According to Coleman, the whole SAT revamp stems from a democratic impulse that the test should not be about “what you have” but about “the dedication you show through practice.”

“The data show that practice is an equal opportunity employer, that across income groups, across race, it advances you. We’re seeing students of all races and backgrounds devoting themselves to it,” he said.

Salman Khan, founder and executive director of the Khan Academy. (Photo: Stephen Lam/Reuters)

Robert Schaeffer, the public education director at FairTest, the National Center for Fair & Open Testing, advocates for replacing the SAT, ACT and similar tests with test-optional college admissions. He’s long been critical of claims that coaching for these sorts of standardized tests is not possible.

“If the SAT were not coachable, it would be about the only human endeavor that is not,” Schaeffer told Yahoo News. “When getting one question right or wrong is about 10 points, you don’t need a lot more questions right to go up about 100 or more.”

For this reason, he said, wealthy parents buy their children a leg up on the competition by signing them up for test-prep programs offered by Kaplan or the Princeton Review.

“Grab a local Yellow Pages and look at the addresses of where coaching centers were located. In New York City, they’re going to be on the Upper West Side and Scarsdale-type suburbs,” Schaeffer said. “They don’t tend to be in central Harlem or other low-income areas. It’s not because the coaching companies are racist. They only care about one color, and it’s green: They go where the money is.”

Schaeffer is skeptical of claims that the latest revision of the SAT will make it a fairer or more accurate tool, though he said improvements have been made. (He thinks the test was revamped to make the test more consumer-friendly after the ACT overtook the SAT as the nation’s most popular college admissions exam in 2012, for the first time in its history.)

Coleman and Khan don’t merely want the new testing program to have a democratizing effect — they also want it to encourage the sort of learning habits that enable grownups to sink or swim in today’s accelerating market.

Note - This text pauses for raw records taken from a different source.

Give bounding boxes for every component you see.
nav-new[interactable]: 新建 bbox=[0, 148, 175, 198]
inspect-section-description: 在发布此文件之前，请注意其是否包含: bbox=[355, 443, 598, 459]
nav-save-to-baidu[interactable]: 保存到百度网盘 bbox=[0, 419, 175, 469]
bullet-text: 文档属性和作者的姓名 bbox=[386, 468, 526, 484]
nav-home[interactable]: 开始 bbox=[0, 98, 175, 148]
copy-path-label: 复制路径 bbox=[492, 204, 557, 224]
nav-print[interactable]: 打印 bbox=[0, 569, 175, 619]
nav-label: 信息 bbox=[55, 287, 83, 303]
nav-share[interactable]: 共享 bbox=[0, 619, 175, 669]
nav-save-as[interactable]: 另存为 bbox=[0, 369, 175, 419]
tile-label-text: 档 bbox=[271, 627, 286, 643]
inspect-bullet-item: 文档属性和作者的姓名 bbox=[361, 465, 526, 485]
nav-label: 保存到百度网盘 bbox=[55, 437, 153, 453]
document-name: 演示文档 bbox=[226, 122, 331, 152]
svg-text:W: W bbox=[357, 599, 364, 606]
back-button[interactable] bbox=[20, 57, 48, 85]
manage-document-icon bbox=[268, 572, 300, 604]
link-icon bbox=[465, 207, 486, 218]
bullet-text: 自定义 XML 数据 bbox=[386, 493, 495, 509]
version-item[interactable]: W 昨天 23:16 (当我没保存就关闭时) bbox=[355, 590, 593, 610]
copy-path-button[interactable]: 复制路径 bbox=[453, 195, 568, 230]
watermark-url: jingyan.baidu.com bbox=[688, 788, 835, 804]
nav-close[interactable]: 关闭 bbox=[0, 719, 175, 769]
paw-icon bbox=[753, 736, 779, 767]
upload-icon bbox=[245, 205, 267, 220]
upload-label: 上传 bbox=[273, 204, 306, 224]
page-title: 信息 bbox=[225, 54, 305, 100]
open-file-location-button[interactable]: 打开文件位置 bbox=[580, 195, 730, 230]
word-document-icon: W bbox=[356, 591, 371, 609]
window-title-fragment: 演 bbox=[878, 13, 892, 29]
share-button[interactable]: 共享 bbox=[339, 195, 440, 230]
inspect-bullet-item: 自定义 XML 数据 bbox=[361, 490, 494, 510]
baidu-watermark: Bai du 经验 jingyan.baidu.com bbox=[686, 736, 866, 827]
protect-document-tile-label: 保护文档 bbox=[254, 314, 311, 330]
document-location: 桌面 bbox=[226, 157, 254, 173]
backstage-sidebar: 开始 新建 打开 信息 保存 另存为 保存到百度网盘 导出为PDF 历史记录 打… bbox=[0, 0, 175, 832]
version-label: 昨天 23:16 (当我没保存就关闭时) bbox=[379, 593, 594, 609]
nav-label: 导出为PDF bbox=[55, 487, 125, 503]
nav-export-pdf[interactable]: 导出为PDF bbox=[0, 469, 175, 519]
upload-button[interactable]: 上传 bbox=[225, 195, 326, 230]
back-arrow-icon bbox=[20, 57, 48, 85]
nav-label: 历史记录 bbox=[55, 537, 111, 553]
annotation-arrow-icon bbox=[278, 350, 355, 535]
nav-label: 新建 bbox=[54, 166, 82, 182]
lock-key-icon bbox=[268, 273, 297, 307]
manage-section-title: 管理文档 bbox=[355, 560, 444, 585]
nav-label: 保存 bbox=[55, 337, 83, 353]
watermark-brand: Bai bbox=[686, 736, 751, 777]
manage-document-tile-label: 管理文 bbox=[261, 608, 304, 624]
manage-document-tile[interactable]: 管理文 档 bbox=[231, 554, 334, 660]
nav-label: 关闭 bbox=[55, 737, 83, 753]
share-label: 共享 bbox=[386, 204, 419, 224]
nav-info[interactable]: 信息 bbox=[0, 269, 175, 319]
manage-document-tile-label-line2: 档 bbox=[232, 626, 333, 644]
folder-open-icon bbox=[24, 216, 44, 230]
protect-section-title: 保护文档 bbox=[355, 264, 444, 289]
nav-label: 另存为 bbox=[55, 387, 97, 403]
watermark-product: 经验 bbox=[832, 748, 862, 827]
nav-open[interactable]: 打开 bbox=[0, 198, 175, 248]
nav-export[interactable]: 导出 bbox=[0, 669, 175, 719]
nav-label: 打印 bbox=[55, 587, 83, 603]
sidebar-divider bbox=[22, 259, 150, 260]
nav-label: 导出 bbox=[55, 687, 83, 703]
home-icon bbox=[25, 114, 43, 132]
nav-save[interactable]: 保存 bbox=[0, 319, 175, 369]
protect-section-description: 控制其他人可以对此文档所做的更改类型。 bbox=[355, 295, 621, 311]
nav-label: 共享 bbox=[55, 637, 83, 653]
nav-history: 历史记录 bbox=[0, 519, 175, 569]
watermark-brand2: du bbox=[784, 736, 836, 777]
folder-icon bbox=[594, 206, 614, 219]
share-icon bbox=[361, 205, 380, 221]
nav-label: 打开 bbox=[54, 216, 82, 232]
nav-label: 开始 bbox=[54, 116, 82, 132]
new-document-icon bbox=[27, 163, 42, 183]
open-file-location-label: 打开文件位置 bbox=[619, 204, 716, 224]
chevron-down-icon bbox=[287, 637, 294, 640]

“We’re really trying to turn the SAT and the PSAT into an invitation to practice, into an inspiration as it were. A challenge that changes you rather than a challenge that defines you.”

Citing a column by Tom Friedman in the New York Times, Coleman said all people need to own their future in our rapidly changing society — whoever they are. Jobs and the economy are changing rapidly, and one will need to continually refresh his or her skills and education in order to keep up, he said.

“I want the new SAT to become a symbol to the people that through practice they can take command of their lives. They can become something different from who they are,” he said. “I think that’s the big idea here.”